There are many reasons to celebrate the re-opening of the DIA’s Asian galleries on November 4. In addition to having a greatly expanded gallery space, we have incorporated modern and contemporary artworks alongside historical masterpieces to create a more dynamic presentation.
There’s also the exciting way that technology is integrated throughout the galleries, enhancing how visitors experience and relate to the objects and their stories. A less visible—yet equally defining—aspect of the Asian galleries reinstallation project is the robust inclusion of community members to help develop the galleries.
At the launch of the project three years ago, we innovated our planning process by creating new, short-term positions to be filled by members of the community. Out of 33 applicants, we hired 11 community consultants who each expressed a keen interest, commitment, and aptitude for helping shape what these new galleries could look like. The community consultants and DIA staff from the departments of interpretation, curatorial and exhibitions learned about objects in our collection, worked with content experts from various museums and universities, and developed a range of potential themes around different groups of artworks.
Our time together culminated in a presentation the DIA’s internal strategy group, who provided enthusiastic feedback. For example, DIA Director Salvador Salort-Pons commented: “Some of the [themes] have a common denominator that I like a lot… a surprising factor that’s going to catch the attention of the viewer and help with learning.”
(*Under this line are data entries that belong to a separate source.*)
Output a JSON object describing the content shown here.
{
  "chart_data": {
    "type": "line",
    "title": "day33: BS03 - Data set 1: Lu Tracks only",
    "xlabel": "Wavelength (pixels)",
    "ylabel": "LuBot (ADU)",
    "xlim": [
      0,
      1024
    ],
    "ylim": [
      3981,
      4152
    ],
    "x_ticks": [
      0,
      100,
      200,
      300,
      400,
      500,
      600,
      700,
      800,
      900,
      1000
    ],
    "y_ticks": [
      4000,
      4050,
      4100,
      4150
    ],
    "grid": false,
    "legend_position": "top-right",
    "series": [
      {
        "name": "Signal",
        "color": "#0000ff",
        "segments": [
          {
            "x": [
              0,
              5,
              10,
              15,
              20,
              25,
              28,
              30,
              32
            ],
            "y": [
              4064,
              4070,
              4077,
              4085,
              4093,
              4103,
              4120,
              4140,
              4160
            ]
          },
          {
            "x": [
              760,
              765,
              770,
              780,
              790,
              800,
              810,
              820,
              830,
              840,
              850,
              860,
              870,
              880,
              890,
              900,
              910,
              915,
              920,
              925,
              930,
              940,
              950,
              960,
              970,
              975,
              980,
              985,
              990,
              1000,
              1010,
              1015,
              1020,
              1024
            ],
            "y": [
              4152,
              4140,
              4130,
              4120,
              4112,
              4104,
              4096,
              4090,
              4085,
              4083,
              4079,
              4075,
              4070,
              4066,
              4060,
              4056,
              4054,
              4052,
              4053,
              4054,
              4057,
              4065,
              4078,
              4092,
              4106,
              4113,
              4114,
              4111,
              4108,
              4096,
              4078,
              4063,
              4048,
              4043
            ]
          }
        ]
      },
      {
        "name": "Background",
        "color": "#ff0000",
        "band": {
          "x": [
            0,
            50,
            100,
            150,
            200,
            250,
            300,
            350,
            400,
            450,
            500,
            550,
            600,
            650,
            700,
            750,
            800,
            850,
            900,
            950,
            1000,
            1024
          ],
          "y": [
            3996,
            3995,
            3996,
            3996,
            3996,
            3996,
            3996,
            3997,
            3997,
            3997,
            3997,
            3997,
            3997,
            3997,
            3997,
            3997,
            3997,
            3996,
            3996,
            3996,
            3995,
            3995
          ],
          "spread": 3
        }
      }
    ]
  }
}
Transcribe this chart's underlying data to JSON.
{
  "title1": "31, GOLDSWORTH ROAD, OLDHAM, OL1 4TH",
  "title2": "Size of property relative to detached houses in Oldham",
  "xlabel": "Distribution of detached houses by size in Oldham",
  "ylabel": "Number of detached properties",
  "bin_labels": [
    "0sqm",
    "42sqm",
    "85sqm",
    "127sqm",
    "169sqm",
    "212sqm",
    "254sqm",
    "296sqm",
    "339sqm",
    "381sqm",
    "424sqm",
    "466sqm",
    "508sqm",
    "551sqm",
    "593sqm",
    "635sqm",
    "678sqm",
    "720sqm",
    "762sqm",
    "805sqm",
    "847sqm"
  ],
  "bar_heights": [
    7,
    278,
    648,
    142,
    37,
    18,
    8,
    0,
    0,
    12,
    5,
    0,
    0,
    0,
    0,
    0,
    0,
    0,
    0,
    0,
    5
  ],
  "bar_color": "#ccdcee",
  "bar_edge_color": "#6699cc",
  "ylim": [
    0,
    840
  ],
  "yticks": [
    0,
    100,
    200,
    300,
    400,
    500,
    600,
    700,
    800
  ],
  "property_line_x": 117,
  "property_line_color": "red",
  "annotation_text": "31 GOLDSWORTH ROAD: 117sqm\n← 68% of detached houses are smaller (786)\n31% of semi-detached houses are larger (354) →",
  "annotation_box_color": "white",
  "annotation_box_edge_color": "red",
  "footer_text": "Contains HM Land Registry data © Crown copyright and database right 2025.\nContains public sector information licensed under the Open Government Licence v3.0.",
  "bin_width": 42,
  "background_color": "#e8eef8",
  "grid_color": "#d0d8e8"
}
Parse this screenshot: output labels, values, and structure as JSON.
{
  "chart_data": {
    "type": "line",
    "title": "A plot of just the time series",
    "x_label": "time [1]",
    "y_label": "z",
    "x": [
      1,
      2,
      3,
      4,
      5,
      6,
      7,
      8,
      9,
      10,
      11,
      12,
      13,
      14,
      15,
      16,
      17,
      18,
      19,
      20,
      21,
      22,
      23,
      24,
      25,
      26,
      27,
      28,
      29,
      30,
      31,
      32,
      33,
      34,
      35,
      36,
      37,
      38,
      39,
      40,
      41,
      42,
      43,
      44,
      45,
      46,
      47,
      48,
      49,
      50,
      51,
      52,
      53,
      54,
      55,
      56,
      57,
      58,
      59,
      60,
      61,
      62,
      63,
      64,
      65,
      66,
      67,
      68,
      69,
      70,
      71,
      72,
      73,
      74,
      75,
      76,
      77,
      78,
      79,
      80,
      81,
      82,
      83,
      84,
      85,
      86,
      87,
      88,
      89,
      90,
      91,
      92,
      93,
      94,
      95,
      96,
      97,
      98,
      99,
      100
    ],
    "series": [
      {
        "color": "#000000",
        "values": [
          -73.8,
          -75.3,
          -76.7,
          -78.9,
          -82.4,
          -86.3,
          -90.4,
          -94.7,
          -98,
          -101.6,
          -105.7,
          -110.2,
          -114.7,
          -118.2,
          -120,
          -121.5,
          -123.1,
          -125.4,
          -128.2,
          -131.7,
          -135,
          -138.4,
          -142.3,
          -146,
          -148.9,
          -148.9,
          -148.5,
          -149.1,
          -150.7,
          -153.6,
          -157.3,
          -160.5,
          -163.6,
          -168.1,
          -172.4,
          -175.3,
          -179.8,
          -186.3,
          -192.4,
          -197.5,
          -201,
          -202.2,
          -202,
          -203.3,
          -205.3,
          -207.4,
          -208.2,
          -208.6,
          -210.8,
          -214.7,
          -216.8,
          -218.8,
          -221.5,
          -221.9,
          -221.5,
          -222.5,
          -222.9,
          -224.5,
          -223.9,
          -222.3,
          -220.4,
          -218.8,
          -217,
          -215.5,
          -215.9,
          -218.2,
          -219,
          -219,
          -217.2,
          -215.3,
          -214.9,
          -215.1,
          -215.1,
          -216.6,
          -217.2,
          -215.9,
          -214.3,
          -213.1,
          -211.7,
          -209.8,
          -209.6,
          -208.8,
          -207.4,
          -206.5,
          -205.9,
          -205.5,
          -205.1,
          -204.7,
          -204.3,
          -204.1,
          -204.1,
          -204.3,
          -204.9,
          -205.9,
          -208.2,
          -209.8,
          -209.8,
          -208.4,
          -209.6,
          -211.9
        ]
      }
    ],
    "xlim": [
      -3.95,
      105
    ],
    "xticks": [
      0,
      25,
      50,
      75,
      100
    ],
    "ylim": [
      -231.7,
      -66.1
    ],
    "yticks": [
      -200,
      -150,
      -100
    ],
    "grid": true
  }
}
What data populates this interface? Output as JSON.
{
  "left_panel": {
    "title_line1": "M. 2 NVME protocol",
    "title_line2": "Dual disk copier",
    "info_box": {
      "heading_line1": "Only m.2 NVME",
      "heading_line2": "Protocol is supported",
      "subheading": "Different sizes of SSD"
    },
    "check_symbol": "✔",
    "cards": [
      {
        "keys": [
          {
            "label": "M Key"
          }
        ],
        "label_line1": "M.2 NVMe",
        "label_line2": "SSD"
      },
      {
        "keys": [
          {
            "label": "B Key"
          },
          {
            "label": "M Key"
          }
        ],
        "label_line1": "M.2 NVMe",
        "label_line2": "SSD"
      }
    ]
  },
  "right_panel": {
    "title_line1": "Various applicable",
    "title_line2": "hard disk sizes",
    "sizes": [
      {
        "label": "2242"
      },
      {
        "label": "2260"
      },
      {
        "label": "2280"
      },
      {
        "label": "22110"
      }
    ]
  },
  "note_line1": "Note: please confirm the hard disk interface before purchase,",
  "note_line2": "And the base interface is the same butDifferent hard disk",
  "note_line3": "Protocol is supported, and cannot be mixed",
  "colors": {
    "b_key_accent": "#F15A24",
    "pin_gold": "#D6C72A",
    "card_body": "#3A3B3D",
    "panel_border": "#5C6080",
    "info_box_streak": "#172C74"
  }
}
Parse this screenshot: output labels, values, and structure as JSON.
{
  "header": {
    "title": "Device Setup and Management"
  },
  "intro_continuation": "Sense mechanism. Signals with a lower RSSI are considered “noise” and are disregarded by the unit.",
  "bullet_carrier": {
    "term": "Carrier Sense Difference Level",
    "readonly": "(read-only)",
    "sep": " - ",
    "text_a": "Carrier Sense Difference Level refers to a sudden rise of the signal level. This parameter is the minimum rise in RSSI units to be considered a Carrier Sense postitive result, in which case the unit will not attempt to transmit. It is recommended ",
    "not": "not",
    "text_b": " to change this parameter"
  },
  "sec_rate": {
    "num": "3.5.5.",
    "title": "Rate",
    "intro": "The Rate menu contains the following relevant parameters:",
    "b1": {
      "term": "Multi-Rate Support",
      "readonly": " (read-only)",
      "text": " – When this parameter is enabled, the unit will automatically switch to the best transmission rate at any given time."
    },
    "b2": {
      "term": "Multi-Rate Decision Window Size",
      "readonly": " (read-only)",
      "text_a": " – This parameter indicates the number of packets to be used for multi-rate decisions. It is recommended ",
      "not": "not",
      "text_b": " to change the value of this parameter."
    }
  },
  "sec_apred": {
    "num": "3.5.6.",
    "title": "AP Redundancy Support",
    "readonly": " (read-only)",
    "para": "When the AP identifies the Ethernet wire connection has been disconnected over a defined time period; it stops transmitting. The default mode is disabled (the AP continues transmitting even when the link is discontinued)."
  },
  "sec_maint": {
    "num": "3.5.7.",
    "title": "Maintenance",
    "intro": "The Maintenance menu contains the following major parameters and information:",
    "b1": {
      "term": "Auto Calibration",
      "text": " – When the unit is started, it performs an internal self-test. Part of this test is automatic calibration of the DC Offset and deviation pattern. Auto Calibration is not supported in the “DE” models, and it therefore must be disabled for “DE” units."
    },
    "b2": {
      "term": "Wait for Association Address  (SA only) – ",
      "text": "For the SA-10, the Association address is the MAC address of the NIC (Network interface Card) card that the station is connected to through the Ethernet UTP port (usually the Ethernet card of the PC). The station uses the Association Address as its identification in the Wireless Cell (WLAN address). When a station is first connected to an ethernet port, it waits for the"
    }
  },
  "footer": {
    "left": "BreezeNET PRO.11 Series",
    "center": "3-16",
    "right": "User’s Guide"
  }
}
Our intrepid and dedicated community consultants were an integral part of the multi-year process to reinstall the Asian art collection. Their ideas are reflected in labels and other interpretive elements throughout, including a dynamic response area located at the heart of the galleries, where several of their photos and perspectives are featured. We are grateful for all their contributions!
Alison Jean led the interpretive planning process for the new Asian galleries. She is an interpretive planner at the DIA.